O general, líder da resistência comunista que conseguiu
vencer os nazistas na Segunda Guerra, controlou o país de
maneira autoritária, mas conseguiu manter os grupos
nacionalistas étnicos em silêncio. Tito conseguiu forjar
uma identidade iugoslava entre um povo etnicamente diverso, cujos
maiores grupos eram os croatas católicos, os sérvios
cristãos ortodoxos e os muçulmanos. Mas tudo passou a
ruir depois da morte do general, em 1980, quando os políticos
passaram a usar as rixas étnicas para se legitimarem.
A Bósnia, que era
um dos estados da antiga Iugoslávia, localizada no centro do
país, era e continua sendo o maior caldeirão
étnico. Até hoje, a presidência da atual
Bósnia-Herzegóvina é exercida de modo rotativo
entre os três principais grupos étnicos (croatas,
bósnios e sérvios). Croatas e bósnios (eslavos
convertidos ao islamismo durante a ocupação otomana)

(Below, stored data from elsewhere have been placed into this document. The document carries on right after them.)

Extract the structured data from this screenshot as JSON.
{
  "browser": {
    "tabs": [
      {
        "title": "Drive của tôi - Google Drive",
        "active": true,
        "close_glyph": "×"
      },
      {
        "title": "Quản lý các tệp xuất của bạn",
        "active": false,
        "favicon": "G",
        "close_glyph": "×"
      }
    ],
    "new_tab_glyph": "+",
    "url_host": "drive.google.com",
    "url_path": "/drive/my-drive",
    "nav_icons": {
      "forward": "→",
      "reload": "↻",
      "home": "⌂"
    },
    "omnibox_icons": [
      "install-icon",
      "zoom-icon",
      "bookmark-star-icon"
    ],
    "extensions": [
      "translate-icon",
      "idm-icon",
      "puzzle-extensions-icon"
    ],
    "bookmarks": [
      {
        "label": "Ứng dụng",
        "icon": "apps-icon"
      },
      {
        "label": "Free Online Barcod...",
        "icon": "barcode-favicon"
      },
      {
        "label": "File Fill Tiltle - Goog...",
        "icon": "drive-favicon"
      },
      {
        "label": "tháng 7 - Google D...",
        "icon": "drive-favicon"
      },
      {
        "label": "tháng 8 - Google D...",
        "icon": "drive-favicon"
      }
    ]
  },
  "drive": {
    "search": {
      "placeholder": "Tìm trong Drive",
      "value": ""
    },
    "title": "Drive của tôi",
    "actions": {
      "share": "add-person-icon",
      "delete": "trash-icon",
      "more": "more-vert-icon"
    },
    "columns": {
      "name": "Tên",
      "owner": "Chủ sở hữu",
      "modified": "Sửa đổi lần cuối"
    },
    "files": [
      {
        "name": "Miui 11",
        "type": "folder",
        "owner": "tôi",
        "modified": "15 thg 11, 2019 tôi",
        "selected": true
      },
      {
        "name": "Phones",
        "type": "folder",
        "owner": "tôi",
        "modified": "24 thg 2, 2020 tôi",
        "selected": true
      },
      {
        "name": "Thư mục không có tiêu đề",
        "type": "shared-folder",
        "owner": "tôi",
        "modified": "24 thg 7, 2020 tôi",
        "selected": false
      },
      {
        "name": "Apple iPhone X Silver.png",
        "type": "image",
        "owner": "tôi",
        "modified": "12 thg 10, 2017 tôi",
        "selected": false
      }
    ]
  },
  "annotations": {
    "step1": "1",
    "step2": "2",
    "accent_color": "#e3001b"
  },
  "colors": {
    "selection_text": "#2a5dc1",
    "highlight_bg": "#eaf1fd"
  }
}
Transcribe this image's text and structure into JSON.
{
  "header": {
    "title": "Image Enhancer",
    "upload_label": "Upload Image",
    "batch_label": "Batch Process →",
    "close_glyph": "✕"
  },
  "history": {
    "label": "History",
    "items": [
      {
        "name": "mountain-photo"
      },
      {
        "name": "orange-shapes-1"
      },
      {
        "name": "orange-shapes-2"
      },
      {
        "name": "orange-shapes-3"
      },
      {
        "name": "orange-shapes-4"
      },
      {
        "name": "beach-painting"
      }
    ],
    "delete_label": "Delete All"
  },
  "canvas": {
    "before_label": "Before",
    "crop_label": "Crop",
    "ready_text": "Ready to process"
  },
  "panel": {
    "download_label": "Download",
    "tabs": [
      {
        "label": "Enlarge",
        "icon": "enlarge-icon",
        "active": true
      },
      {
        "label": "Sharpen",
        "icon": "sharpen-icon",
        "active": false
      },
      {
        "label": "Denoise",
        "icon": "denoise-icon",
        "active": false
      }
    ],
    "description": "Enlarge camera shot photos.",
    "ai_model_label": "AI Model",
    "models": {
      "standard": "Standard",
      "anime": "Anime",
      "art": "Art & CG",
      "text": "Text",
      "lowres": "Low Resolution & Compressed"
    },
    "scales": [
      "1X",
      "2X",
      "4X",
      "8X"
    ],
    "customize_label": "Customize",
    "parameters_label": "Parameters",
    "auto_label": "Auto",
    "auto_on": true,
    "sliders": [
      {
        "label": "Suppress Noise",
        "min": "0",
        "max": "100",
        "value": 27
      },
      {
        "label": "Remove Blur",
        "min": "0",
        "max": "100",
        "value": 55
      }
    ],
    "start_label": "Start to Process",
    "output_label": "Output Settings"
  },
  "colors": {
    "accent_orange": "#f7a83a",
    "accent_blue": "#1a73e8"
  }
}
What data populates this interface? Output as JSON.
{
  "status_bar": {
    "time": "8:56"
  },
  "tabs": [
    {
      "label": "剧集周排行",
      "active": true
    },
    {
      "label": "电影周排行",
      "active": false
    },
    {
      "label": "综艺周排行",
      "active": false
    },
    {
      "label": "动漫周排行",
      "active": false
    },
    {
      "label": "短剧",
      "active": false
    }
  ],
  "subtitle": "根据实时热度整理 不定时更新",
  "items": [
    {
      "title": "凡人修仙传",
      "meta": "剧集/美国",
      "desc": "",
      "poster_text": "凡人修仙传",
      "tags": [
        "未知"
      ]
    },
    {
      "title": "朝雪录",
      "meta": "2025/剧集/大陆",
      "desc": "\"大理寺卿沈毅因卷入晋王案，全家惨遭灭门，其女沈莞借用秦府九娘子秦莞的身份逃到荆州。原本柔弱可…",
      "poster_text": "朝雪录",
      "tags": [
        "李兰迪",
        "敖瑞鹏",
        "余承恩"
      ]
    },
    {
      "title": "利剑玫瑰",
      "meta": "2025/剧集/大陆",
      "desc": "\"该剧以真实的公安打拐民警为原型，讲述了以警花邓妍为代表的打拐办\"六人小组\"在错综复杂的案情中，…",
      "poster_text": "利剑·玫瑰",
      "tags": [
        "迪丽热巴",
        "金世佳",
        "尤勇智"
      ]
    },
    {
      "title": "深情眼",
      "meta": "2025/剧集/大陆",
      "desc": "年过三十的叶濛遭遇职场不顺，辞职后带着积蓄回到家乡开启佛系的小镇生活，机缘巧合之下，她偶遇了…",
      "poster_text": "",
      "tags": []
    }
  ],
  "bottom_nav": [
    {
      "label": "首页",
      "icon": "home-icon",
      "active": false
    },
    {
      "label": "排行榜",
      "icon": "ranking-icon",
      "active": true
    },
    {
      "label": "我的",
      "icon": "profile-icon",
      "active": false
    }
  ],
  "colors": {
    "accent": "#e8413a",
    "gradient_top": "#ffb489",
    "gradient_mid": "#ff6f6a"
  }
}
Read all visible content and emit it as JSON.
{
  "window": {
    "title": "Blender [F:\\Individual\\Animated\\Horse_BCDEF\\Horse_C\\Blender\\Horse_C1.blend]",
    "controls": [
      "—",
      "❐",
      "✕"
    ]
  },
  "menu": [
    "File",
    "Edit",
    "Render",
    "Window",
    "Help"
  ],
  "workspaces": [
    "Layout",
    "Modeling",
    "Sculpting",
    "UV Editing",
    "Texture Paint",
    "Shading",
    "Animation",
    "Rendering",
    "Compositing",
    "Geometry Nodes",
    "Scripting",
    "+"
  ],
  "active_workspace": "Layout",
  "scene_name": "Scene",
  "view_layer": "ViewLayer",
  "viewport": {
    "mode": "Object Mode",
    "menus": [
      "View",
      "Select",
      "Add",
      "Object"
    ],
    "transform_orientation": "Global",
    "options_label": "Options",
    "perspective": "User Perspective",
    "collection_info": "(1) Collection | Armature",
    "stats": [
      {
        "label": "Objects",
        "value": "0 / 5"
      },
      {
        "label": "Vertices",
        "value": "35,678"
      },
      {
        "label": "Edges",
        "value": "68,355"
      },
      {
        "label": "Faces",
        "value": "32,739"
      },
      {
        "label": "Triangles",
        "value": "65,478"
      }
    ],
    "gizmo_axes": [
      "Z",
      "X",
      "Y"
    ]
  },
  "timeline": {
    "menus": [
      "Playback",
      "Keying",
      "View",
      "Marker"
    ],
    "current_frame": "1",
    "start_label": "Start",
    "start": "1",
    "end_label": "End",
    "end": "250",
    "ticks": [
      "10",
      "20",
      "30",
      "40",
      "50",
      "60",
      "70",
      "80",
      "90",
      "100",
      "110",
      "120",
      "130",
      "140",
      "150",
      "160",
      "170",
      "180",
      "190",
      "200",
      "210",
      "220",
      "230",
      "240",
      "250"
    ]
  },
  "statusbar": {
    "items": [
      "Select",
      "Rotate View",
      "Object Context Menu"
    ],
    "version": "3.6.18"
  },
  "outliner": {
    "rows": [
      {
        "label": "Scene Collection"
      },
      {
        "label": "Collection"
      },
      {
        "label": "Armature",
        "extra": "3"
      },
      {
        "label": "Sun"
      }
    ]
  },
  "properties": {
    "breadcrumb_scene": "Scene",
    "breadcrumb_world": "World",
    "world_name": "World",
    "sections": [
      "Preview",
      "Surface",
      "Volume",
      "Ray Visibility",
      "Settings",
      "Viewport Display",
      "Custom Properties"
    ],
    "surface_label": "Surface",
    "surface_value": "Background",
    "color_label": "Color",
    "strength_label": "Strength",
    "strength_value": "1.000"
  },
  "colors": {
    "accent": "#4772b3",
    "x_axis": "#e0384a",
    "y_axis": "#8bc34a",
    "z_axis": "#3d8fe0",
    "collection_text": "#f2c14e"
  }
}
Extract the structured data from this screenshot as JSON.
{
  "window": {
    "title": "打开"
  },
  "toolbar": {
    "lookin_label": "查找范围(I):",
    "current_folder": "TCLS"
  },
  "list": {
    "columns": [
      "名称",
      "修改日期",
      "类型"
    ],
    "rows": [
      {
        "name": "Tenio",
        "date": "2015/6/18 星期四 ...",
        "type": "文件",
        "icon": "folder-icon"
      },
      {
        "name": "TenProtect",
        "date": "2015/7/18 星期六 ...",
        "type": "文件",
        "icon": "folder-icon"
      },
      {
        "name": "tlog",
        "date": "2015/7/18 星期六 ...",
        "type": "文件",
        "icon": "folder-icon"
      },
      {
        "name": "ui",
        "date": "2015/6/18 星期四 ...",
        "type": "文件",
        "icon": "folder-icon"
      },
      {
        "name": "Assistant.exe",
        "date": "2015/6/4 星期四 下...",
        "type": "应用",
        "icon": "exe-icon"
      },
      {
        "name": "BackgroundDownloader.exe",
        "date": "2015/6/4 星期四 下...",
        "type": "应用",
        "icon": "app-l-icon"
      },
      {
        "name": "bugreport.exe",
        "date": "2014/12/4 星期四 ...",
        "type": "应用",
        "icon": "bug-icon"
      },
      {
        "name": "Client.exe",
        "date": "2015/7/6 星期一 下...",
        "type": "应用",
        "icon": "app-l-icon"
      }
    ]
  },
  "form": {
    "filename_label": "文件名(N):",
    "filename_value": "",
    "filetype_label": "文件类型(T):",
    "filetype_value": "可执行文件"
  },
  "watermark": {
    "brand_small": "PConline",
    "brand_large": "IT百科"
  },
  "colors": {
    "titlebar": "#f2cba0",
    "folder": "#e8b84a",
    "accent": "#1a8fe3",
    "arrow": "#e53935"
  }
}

ocupam principalmente a região da Federação da
Bósnia-Herzegóvina, enquanto os sérvios ocupam a
República Srpska. Esses dois estados relativamente independentes
são resultado dos conflitos dos anos 1990.
Sacco coletou a maior
parte de seu material em um enclave bósnio, Gorazde, de 1992
até o fim dos conflitos, em 1995. A cidade estava completamente
sitiada por tropas sérvias e isolada da capital Sarajevo. A
Sérvia era um dos estados da Iugoslávia e buscava sua
independência. Porém, como na região da
Bósnia, que fica a oeste, também era habitada por
sérvios, as forças que buscavam a independência
daquele estado planejam uma expansão territorial. Nessa luta, as
animosidades étnicas foram suscitadas por políticos
interesseiros e o livro mostra como sérvios e muçulmanos,
que conviviam em harmonia, partiram para um conflito sangrento.
O autor coletou
depoimentos de muçulmanos de Gorazde, que se lembram de seus
amigos de infância sérvios e da convivência
pacífica em que as diferenças de origem e religiosas
pouco importavam. Mostra como surgiu uma espiral de violência que
deixou feridas irreparáveis. Ao mesmo tempo, relata o cotidiano
daquela que deveria ser uma área de segurança protegida
pela ONU, mas que vivia sob constante ameaça. Embora tenham tido
suas vidas viradas do avesso, presenciando horrores e sofrendo com
perdas familiares, as pessoas continuam frequentando os bares,
conversando sobre futilidades e sonhando com o futuro.
O livro/gibi alterna
momentos divertidos com passagens em que o leitor é praticamente
obrigado a interromper a leitura, tal o mal estar causado pelos relatos
de atrocidades – como quando o médico da cidade conta sobre suas
38 horas ininterruptas de cirurgias feitas sem anestesia nos pacientes,
ou quando um cinegrafista amador tenta vender suas filmagens dos
destroços (de edifícios e pessoas). A principal
contribuição, além do mapa que faz de um conflito
que parece incompreensível se acompanhado pelos jornais,
é exatamente essa, mostrar como a guerra é feita por e
entre humanos – com todas as suas virtudes, idiossincrasias e defeitos.